All of the scheduled academic and extracurricular classes are for a reason – the competitive job market. Everyone is looking to have the upper hand, and what better than to start at a young age. We know opportunities are few, and people are, let’s say, many. So fighting for opportunities is inevitable but is it a desirable situation for children at such an early age to have to face so much pressure and responsibility?

 Is it necessary for competition to put students in situations where they are couped up in their homes with books and schoolwork that leaves them with no time for play? Is this what it is like being a child in this era? Because it doesn’t sound like something, anyone would look forward to. 

The solution!!!

As we said before, competition is inevitable. No one can be told to let go of any opportunity or fall behind in the competition. So what can we do? What can we do to lessen the stress and burden on children’s shoulders? We can opt for a more experiential-based learning model. This way, children are exposed to multiple concepts within a shorter time. All packaged in a fun manner to instil curiosity while also seeing how the basic concepts play out in the real world. 

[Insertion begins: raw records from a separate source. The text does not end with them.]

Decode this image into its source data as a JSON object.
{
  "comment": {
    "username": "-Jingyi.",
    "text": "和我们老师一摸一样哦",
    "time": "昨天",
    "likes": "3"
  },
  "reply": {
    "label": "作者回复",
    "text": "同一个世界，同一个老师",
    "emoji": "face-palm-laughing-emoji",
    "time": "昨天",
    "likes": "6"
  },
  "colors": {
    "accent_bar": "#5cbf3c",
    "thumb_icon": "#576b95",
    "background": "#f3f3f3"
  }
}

This idea is not a novel one. It is a part of many different pedagogies, one of them being Nai Talim. Our nation’s freedom fighter Gandhiji promoted the pedagogy of Nai Talim through his schools to empower the marginalised community of farmers at the time. The principles stated that knowledge and work were not different from one another. Thus, many teachings in these schools took place in interaction with nature and the community. 

UPAY’s activity-based learning model

Our main two initiatives, ‘Reach and Teach’ and ‘Footpathshala’, are established to spread education in the marginalised corners of our society. At UPAY, along with traditional education models, we follow an activity-based model that focuses on experiential learning. 

Our educational initiatives for summer included good-old storytelling. Although storytelling seems like a leisure activity, it is a fun way to impart language skills. It has become a student favourite. They are curious and look forward to the storytelling sessions. The concepts of grammar, sentence construction and vocabulary can be quickly learnt through story-telling. 

How? Many of the students who have enrolled in the summer school program come from poor backgrounds. Our volunteers observed a shared fear of the English language among our children. It is only natural for them o feel so as the language is foreign to them. They do not come from an environment where English is commonly spoken.

So when the storytelling is done through English, they subconsciously get familiarised and comfortable with words and phrases. Covered in the warmth of a good tale, English is presented to them in the least threatening form to help them get rid of this fear. 

 This way, UPAY doesn’t let learning become a burden on kids’ backs. The language is now not something that needs to be conquered. Instead, it is something that has sparked a positive experience that makes them want to learn more. 

Childhood is the time we learn about the world. We learn to make connections. We learn about ourselves. Learning is ingrained in the human experience. It’s dynamic and should be presented that way. The monotony of lectures and especially at a younger age, will only make education seem more like a burden than a boon.

This summer, we at UPAY have taken one step forward to bring to life the fading joy of summer vacations while keeping the spirit of education at its heart.